The MLP, in the same manner as your brokerage account, and in lieu of reporting the gains directly on the K-1, supplies a separate schedule to assist the taxpayer in computing and recognizing any gain. Of course, you have to actually page through the K-1 package to find all this. It is my guess that many don't look for it, because they don't know they need it.
Each MLP is lightly different, but here’s the excerpt from EPD's supplemental schedule (emphasis added)
If you sold units during the year and EPD has received information regarding such sales, this may be used to calculate your gain or loss from the disposition of units during 2010. First, enter your Sales Proceeds (net of brokerage commissions) in Column 4. Then enter your Purchase Amount (including brokerage commissions) in Column 5. We have provided you with Adjustments to Basis in Column6, which includes cumulative partnership income, deductions, distributions, etc. Subtract the sum of the Purchase Amount in Column 5 and the Adjustments to Basis in Column 6 from the Sales Proceeds in Column 4. Enter this amount in Column 7, Total Gain or Loss. To calculate your Capital Gain or Loss in Column 9, subtract the Ordinary Gain provided in Column 8 from your Total Gain or Loss in Column 7. Please consult your tax advisor.
In short the information is provided but it requires you to calculate the amount of ordinary income (1245 recapture). It is up to you to complete the process and report it to the IRS.
This is probably why so many readers have problems with this subject. They don’t receive the schedule until they actually sell the units. They must then decipher the instruction forms.
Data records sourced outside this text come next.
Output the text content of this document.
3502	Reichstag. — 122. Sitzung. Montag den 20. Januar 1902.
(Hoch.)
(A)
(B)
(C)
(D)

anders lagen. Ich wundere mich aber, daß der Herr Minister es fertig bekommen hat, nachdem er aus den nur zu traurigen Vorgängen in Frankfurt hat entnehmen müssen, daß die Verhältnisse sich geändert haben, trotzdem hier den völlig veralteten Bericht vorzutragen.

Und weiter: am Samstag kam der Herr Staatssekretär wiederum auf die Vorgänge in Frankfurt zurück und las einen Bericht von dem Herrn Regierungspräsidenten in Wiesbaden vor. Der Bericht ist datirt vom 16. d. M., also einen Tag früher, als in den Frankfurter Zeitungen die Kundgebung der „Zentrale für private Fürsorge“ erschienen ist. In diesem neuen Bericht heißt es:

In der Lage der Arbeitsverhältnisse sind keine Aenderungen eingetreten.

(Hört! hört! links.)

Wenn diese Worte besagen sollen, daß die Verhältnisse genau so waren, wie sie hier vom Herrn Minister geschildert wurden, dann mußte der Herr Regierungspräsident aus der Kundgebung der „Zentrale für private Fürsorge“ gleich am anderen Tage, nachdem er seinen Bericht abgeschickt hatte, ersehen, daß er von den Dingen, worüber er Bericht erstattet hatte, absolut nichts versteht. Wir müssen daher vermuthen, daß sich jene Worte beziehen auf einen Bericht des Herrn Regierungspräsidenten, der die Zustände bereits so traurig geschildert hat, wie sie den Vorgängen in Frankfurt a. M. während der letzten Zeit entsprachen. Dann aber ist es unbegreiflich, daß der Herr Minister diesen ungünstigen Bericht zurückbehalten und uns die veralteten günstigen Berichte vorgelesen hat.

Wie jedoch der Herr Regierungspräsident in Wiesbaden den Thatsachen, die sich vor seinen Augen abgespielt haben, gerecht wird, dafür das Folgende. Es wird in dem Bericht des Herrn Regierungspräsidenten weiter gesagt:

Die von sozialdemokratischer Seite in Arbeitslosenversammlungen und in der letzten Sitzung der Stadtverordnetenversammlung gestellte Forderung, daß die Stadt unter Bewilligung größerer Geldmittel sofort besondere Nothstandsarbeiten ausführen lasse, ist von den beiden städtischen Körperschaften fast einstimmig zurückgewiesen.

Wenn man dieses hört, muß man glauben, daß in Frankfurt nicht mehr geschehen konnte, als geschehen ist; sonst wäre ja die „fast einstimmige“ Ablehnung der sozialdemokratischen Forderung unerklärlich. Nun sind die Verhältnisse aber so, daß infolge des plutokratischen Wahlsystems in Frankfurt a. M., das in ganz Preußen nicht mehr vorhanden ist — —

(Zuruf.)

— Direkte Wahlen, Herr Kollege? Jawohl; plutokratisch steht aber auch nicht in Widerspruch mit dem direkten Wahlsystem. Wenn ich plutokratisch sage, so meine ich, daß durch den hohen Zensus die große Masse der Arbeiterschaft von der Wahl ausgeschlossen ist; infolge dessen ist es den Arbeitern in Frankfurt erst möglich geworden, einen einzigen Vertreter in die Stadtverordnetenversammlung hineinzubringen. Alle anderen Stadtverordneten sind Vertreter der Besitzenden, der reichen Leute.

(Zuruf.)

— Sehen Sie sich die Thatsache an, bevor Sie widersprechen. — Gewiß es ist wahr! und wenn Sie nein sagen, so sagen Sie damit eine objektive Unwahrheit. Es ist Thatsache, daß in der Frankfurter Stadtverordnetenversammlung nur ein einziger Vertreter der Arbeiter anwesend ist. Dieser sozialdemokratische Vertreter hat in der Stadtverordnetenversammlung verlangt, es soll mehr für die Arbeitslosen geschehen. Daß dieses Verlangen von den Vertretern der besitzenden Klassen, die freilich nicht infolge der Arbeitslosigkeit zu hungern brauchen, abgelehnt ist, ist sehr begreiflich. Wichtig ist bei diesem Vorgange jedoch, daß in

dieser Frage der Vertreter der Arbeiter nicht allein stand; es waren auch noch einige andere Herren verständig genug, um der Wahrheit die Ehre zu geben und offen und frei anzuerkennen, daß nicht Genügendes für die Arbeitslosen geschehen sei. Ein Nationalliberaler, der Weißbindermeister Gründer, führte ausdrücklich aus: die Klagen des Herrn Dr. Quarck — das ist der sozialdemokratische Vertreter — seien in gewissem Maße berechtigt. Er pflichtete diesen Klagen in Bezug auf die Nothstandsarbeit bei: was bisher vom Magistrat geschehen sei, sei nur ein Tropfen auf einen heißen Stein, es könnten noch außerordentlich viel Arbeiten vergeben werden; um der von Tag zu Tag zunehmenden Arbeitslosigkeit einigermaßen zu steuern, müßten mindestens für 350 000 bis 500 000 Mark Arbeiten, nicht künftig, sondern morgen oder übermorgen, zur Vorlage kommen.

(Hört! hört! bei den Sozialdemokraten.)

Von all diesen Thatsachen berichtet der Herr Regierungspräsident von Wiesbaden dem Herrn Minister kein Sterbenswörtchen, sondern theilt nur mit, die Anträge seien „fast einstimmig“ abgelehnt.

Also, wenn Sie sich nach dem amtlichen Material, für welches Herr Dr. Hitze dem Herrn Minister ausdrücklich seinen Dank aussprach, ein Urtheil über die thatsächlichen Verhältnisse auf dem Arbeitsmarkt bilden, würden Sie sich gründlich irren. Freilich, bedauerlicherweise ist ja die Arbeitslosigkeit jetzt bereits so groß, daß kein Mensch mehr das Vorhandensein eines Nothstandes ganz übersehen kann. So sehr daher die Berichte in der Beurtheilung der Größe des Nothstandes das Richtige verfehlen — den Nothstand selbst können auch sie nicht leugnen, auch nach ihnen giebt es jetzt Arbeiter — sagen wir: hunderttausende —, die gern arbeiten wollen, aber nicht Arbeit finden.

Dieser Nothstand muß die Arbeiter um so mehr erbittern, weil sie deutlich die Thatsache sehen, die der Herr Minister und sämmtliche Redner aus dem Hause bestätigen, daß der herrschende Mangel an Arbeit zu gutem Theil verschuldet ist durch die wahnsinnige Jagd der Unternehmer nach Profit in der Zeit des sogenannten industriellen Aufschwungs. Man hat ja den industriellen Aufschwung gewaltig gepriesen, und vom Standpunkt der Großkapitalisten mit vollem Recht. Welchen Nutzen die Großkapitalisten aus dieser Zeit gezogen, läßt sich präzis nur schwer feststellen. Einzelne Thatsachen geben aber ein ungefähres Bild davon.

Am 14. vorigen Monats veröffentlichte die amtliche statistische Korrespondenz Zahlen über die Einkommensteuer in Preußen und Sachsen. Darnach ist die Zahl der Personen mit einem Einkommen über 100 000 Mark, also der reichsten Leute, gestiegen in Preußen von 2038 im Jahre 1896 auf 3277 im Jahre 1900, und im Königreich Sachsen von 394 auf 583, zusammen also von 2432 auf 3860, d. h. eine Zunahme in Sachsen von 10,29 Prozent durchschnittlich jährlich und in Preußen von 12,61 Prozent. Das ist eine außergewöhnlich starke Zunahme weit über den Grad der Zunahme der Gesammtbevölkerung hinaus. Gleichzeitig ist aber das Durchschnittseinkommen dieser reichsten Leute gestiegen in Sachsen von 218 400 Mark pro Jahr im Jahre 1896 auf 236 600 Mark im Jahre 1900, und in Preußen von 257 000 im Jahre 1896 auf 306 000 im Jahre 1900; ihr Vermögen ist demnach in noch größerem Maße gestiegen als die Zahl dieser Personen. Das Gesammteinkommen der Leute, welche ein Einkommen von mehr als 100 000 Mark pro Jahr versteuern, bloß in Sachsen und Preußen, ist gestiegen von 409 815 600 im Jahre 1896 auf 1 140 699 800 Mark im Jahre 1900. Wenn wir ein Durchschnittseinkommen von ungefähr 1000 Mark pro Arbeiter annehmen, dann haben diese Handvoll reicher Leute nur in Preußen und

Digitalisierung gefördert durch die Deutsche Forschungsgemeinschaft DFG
When MLPs are required to report basis, the abuses will cease.
Now, that you’ve calculated the amount of ordinary income on your sale, is it reportable to the IRS and subject to UBTI tax?
For those who like to do research the applicable provisions are IRC 1245 and IRC 1250 IRC 512(b)(5) and Treas. Reg. section 1.1245-6(b); 1.1250-1(c)(2).
For those less inclined, let’s look instead to the IRS’ instructions for the UBTI tax return form 990-T, which can be found on the IRS’ web-site. (emphasis added)
Line 4a—Capital Gain Net Income
Generally, organizations required to file Form 990-T (except organizations described in sections 501(c)(7), (9), and (17)) are not taxed on the net gains from the sale, exchange, or other disposition of property. However, net capital gains on debt-financed property, capital gains on cutting timber, and ordinary gains on sections 1245, 1250, 1252, 1254, and 1255 property are taxed. See Form 4797, Sales of Business Property, and its instructions for additional information.
So, even the 990-T leaves room for taxpayer mistake unless you know that section 1245-1255 refers to the recapture of depreciation/depletion that you calculated in the K-1's supplemental schedule.
You see, the tax code, and IRS instructions assume that the taxpayer knows how to navigate.You must first discover what 1245-55 represents, before you see the necessity to bring forward the calculation from the K-1 supplemental. Tax attorneys and CPAs appreciate the complexity, others not so much.
As is often said "Ignorance of the law is no excuse."
Conclusion: It is my hope that by directly showing where the portion of taxable income is reported to the taxpayer by the MLP, how the taxpayer must then “do some minor calculations” and where and why this is included on the Form 990-T much of the confusion will abate.
It is also my hope that those who are not familiar with "tax code navigation" will seek appropriate help from a tax professional. No more "head in the sand."